The Goal of this Project is to connect to a database with a programming language. I will be using Python. Using both Python and PostreSQL I will do some analysis on the cooking dataset pulled from questions and users from the cooking stackexchange  website.

In [1]:
import pandas as pd
from sqlalchemy import create_engine

In [2]:
# Look at private.txt to find out how to connect to database
engine = create_engine('postgresql://cslab:TacoSh%40ck@localhost:5432/cooking')

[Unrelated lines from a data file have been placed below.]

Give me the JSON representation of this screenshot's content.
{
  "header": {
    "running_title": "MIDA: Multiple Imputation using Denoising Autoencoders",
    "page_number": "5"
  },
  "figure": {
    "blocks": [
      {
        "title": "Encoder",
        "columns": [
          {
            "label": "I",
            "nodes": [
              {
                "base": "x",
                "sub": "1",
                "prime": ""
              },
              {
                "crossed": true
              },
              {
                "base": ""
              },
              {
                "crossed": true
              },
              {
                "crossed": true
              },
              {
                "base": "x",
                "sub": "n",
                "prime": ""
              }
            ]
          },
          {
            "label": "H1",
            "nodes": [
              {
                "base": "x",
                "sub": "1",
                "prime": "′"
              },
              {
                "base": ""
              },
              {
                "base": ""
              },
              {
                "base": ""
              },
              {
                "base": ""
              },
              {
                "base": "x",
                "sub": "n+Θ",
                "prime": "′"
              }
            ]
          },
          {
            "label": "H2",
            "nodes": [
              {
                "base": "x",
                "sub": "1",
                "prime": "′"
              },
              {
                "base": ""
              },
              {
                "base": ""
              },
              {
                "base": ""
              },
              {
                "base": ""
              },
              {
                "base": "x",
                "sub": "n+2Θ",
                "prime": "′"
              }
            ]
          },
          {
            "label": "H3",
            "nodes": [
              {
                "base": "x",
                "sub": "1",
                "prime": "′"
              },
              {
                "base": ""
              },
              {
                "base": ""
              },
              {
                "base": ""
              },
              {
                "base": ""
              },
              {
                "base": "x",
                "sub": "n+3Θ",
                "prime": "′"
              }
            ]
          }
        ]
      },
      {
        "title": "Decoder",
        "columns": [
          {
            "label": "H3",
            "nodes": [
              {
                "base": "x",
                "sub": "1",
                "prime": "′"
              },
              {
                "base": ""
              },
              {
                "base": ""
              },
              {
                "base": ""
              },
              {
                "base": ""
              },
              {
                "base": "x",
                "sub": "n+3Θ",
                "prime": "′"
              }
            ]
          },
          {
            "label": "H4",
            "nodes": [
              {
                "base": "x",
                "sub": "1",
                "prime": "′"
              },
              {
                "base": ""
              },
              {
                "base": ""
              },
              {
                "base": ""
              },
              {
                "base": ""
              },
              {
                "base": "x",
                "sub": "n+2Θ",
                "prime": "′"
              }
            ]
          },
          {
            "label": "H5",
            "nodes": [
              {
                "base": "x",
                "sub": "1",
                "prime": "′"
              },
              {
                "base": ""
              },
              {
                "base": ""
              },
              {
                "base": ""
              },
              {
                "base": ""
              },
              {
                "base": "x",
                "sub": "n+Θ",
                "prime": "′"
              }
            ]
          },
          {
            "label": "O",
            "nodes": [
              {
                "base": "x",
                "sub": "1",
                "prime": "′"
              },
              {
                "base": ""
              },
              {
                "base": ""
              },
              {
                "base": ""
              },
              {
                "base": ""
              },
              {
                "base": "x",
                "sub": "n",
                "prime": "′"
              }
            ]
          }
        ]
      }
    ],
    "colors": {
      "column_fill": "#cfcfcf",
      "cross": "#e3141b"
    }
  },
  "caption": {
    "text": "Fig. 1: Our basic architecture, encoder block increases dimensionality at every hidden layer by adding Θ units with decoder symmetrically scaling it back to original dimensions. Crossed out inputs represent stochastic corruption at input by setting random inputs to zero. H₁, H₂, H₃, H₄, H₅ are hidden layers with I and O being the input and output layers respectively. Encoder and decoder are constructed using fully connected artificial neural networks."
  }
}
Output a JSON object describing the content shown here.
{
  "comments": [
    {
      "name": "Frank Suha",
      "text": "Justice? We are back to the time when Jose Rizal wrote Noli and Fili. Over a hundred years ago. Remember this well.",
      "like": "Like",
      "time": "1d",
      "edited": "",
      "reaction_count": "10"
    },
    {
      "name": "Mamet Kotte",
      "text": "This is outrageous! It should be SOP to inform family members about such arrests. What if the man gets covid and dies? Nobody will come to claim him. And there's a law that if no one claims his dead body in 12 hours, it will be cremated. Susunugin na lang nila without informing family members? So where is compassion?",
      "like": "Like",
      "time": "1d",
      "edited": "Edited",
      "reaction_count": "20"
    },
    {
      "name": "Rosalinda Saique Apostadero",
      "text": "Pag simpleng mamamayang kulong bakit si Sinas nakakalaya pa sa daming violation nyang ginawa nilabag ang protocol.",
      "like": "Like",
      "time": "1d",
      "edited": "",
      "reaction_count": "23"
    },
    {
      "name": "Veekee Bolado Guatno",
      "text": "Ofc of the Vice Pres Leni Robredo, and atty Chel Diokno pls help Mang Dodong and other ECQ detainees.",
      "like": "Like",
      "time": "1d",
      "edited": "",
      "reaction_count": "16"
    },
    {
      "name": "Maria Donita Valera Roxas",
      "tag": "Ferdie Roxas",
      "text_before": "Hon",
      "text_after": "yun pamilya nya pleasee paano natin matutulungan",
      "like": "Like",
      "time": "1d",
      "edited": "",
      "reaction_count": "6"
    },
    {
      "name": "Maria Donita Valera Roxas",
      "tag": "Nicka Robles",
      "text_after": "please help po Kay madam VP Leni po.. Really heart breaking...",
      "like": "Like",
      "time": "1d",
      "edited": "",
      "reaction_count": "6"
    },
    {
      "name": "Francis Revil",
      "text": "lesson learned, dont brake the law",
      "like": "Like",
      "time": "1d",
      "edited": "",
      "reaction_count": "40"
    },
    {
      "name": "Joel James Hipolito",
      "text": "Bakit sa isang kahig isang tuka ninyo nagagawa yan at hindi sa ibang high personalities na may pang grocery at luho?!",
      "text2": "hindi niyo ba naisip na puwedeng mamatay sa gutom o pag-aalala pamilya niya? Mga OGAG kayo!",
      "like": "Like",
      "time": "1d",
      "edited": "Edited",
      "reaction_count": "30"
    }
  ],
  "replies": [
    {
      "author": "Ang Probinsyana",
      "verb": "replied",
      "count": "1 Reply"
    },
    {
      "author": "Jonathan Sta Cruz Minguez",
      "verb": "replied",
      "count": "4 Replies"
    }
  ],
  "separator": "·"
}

## Problem 1: Find the highest scoring question with a unique tag.

In [14]:
pd.read_sql_query(
    '''
    select distinct tags, score from posts where (char_length(tags) - char_length(replace(tags,'<',''))) = 1 order by score desc limit 5
    '''
    ,engine)

Unnamed: 0,tags,score
0,<chicken>,129
1,<meat>,75
2,<salt>,75
3,<shallots>,67
4,<eggs>,65


## Problem 2: Pick a holiday and try to find the highest scoring answers relevant to that holiday.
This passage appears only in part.